Adeline se remettait bien assise au fond de sa chaise.

— Ça ne m’ennuie pas, au contraire, je veux bien converser avec vous !

Elle gigotait sur sa chaise comme si elle n’avait pas trouvé sa place, cette discussion, pour une fois ne lui était pas indifférente.

Elle reprenait alors avec un peu de malice bienveillante dans les yeux.

— Si vous ne m’imposez pas votre point de vue, comme vous le dites, chacun étant libre de ses opinions, alors nous pouvons échanger en toute intelligence, évitons seulement les malentendus ou les incompréhensions sur l’au-delà.

Elle souriait, ce petit moment allait lui permettre de se changer les idées.

Dans ce petit monde de confrontation d’opinions, le sujet qui avait froissé Adeline était devenu un motif à conversation apaisée, et chacune d’un regard presque amical faisait comprendre à l’autre que tout pouvait continuer sans heurt.

— Je suis sœur Angèle, petite sœur des pauvres depuis plus de quarante ans, j’espère quand même ne pas vous avoir agressée avec mes paroles !

Elle avait un sourire bien accroché sur son visage aux mille rides, derrière ses lunettes toutes rondes.

Le temps n’avait pas été clément avec sa peau, et sans fard, son visage était pâle, presque banal au milieu de ce monde de couleurs.

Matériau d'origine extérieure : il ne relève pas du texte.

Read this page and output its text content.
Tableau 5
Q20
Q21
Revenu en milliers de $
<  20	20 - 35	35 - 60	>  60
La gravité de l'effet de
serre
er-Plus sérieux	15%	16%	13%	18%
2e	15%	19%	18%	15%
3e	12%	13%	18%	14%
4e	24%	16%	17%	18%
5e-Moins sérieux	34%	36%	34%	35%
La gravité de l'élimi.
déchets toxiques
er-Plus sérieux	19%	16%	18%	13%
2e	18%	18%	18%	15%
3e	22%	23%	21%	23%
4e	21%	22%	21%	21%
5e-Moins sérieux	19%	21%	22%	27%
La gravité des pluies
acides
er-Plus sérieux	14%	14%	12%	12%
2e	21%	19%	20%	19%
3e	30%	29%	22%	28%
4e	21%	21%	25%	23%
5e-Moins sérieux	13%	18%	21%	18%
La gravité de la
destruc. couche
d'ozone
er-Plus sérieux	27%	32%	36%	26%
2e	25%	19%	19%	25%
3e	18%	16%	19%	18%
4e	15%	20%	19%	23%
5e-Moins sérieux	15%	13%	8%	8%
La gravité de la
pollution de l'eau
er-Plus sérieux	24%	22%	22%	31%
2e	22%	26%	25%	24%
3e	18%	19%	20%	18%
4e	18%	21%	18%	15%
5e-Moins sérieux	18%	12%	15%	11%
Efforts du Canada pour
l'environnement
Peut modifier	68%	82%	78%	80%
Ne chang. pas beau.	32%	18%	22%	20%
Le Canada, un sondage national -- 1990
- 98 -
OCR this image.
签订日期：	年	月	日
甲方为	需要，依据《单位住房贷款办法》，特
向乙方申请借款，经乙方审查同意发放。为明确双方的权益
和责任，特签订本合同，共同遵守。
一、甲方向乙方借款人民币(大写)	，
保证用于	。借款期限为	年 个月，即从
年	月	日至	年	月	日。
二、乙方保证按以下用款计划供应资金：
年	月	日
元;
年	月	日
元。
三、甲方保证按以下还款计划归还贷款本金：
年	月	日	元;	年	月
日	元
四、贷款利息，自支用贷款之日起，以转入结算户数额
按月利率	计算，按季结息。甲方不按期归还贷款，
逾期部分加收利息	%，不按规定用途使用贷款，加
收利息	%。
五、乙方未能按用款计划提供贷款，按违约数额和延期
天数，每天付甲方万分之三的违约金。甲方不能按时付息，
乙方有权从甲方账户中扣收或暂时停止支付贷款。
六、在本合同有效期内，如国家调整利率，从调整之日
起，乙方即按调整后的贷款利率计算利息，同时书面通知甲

Malgré tout il était plein d’une gaité transparente quand ses yeux brillaient.

Sa coiffe masquait une chevelure blanche trahie par les mèches qui s’échappaient. Ses lunettes cerclées de métal argenté et usé amplifiait cette sensation de plénitude, de calme, de réflexion assumée, que son visage dégageait.

— Non, ne vous inquiétez pas, c’est seulement que la religion est un sujet épidermique pour moi.

Je m’appelle Adeline Moretti, enchantée de faire cet échange avec vous !

— Moretti, je connais ce nom, vous êtes la fille du Monsieur Moretti, Fernand comme tout le monde l’appelait, celui qui venait nous aider à l’association pour les repas des pauvres !

Sœur Angèle venait d’avoir une expression joyeuse, son sourire s’était encore élargi, elle semblait tellement heureuse.

— Oui, c’est bien lui.

— Oh, je me rappelle bien de ce monsieur, très gentil, très poli, qui mettait toute son énergie à aider les sœurs. J’en ai un très bon souvenir.

— Oui, c’était bien mon papa, il voulait toujours participer à la vie associative quand il n’allait pas se promener dans les collines.